Journal intégral de Sainte-Hélène, du général Gaspard Gourgaud

Le podcast de cet article est disponible ici.

 

J’ai refermé hier le Journal intégral du général Gaspard Gourgaud (1783-1852), compagnon d’exil de Napoléon à Sainte-Hélène de 1815 à 1818. Au cours d’un gros mois de lecture, j’ai accompagné dans son quotidien Gourgaud, l’un des « Évangélistes » de Sainte-Hélène (avec Las Cas, Bertrand et Montholon, ils sont les quatre principaux auteurs à avoir transmis la mémoire de l’exil). Edité une première fois en 1899 (merci à Fadi El Hage pour la correction!) par l’historien Octave Aubry, ce journal est paru à nouveau en octobre dernier dans une édition intégrale, établie par Jacques Macé, biographe de Gourgaud. Cela était nécessaire car l’édition incomplète d’Octave Aubry écartait de nombreux passages relatant des états d’âme très personnels de Gourgaud. Quelques regrets sur des notes de bas de page pas toujours précises, voire erronées (confusion entre plusieurs personnes notamment). L’introduction, la présentation et la conclusion du journal sont en revanche passionnantes à lire. Initialement, je pensais seulement feuilleter l’ouvrage (dissuasif pavé de plus d’environ 750 pages) et me plonger ponctuellement au gré du hasard dans le quotidien de Sainte-Hélène. Avant de me laisser emporter par Gourgaud.

 

Pourquoi lire ce journal ? Les écrits de Gourgaud jettent une lumière crue sur l’exil de Sainte-Hélène. Le Journal intégral de Gourgaud n’a pas de vocation littéraire, au contraire du Mémorial de Sainte-Hélène de Las Cases qui constitue le socle de la légende napoléonienne. Gourgaud ne devait guère imaginer qu’un jour son triste quotidien serait publié et lu. Grâce à lui, nous disposons d’un témoignage passionnant de l’exil. Il s’agit avant tout pour l’ancien polytechnicien de jeter ses pensées et états d’âme, de consigner les principaux faits de la journée, ainsi que les propos de Napoléon, le tout sans filtre. Jour après jour, nous côtoyons cet homme à la personnalité complexe, lié avec Napoléon dans une relation haine-idolâtrie. L’Empereur apparaît sous la plume de Gourgaud comme un homme aigri, ressassant le passé, distribuant sentences et jugements sur les uns et les autres.
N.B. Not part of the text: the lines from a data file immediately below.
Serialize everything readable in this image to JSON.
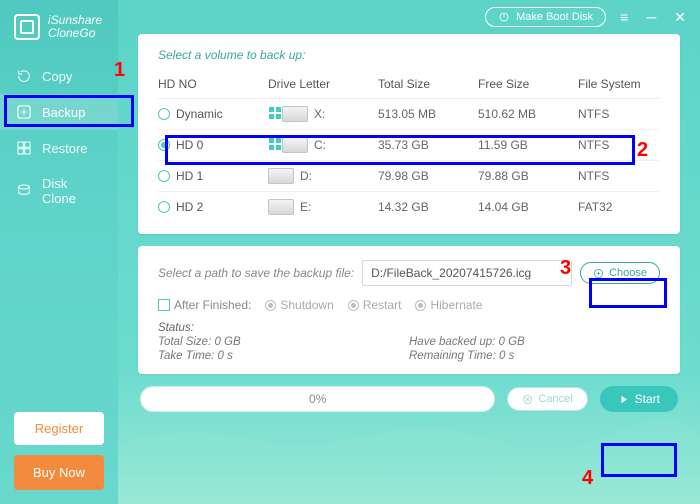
{
  "app_name_line1": "iSunshare",
  "app_name_line2": "CloneGo",
  "titlebar": {
    "make_boot": "Make Boot Disk"
  },
  "sidebar": {
    "items": [
      {
        "label": "Copy"
      },
      {
        "label": "Backup"
      },
      {
        "label": "Restore"
      },
      {
        "label": "Disk Clone"
      }
    ],
    "register": "Register",
    "buy_now": "Buy Now"
  },
  "volumes": {
    "title": "Select a volume to back up:",
    "headers": {
      "hd": "HD NO",
      "letter": "Drive Letter",
      "total": "Total Size",
      "free": "Free Size",
      "fs": "File System"
    },
    "rows": [
      {
        "name": "Dynamic",
        "letter": "X:",
        "total": "513.05 MB",
        "free": "510.62 MB",
        "fs": "NTFS",
        "sys": true,
        "checked": false
      },
      {
        "name": "HD 0",
        "letter": "C:",
        "total": "35.73 GB",
        "free": "11.59 GB",
        "fs": "NTFS",
        "sys": true,
        "checked": true
      },
      {
        "name": "HD 1",
        "letter": "D:",
        "total": "79.98 GB",
        "free": "79.88 GB",
        "fs": "NTFS",
        "sys": false,
        "checked": false
      },
      {
        "name": "HD 2",
        "letter": "E:",
        "total": "14.32 GB",
        "free": "14.04 GB",
        "fs": "FAT32",
        "sys": false,
        "checked": false
      }
    ]
  },
  "path": {
    "label": "Select a path to save the backup file:",
    "value": "D:/FileBack_20207415726.icg",
    "choose": "Choose"
  },
  "after": {
    "label": "After Finished:",
    "shutdown": "Shutdown",
    "restart": "Restart",
    "hibernate": "Hibernate"
  },
  "status": {
    "header": "Status:",
    "total": "Total Size: 0 GB",
    "backed": "Have backed up: 0 GB",
    "take": "Take Time: 0 s",
    "remaining": "Remaining Time: 0 s"
  },
  "bottom": {
    "progress": "0%",
    "cancel": "Cancel",
    "start": "Start"
  },
  "annotations": {
    "n1": "1",
    "n2": "2",
    "n3": "3",
    "n4": "4"
  }
}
La bataille de Waterloo obsède Napoléon qui revient sur sa défaite pour en rejeter la responsabilité sur ses lieutenants ou expliquer ce qu’il aurait fait en cas de victoire. Cette relation à double face entre Gourgaud, « Gorgo, Gorgotto », et son maître est exacerbée par l’attitude de l’Empereur qui trompe son ennui en jouant avec les nerfs de ses compagnons. Gourgaud, sensible et émotif, en fait les frais. Ses notes traduisent son désarroi, mais également sa tristesse et la dépression dans laquelle il sombre doucement (au prix d’un probable alcoolisme : environ 200 bouteilles vides furent trouvées dans sa chambre après son départ tandis qu’il se plaint régulièrement de maux de tête. Gueule de bois ?). Ces notes traduisent également l’isolement de l’homme, qui ne cesse de se désespérer de son célibat alors que Montholon et Bertrand sont accompagnés de leurs femmes et leurs enfants. Le quotidien à Longwood n’est guère reluisant. Il apparaît cependant terriblement humain. C’est un homme attachant, qui nous est devenu familier, que nous quittons une fois atteintes les dernières pages. 

 

Attaché de manière quasi-passionnelle à la figure de l’Empereur, l’officier d’artillerie est entièrement dévoué à son maître. Trop même, au point d’exprimer une jalousie maladive lorsque Napoléon privilégie tel ou tel de ses compagnons d’exil. Gourgaud se querelle avec ces derniers, d’abord Las Cases, puis Montholon, sur qui il reporte sa frustration de ne pas monopoliser l’attention de l’Empereur, Montholon à qui Gourgaud voue une haine de plus en plus farouche au fil des jours. Les tensions éclatent en février 1818. Gourgaud défie Montholon en duel. C’en est trop pour Napoléon qui exige le départ de son premier officier d’ordonnance. Après trois ans d’exil, Gourgaud quitte Sainte-Hélène. Il retrouvera l’île en 1840, lors du Retour des Cendres, pour un ultime face à face avec l’Empereur étendu dans son cercueil (1).

 

Décembre 2019.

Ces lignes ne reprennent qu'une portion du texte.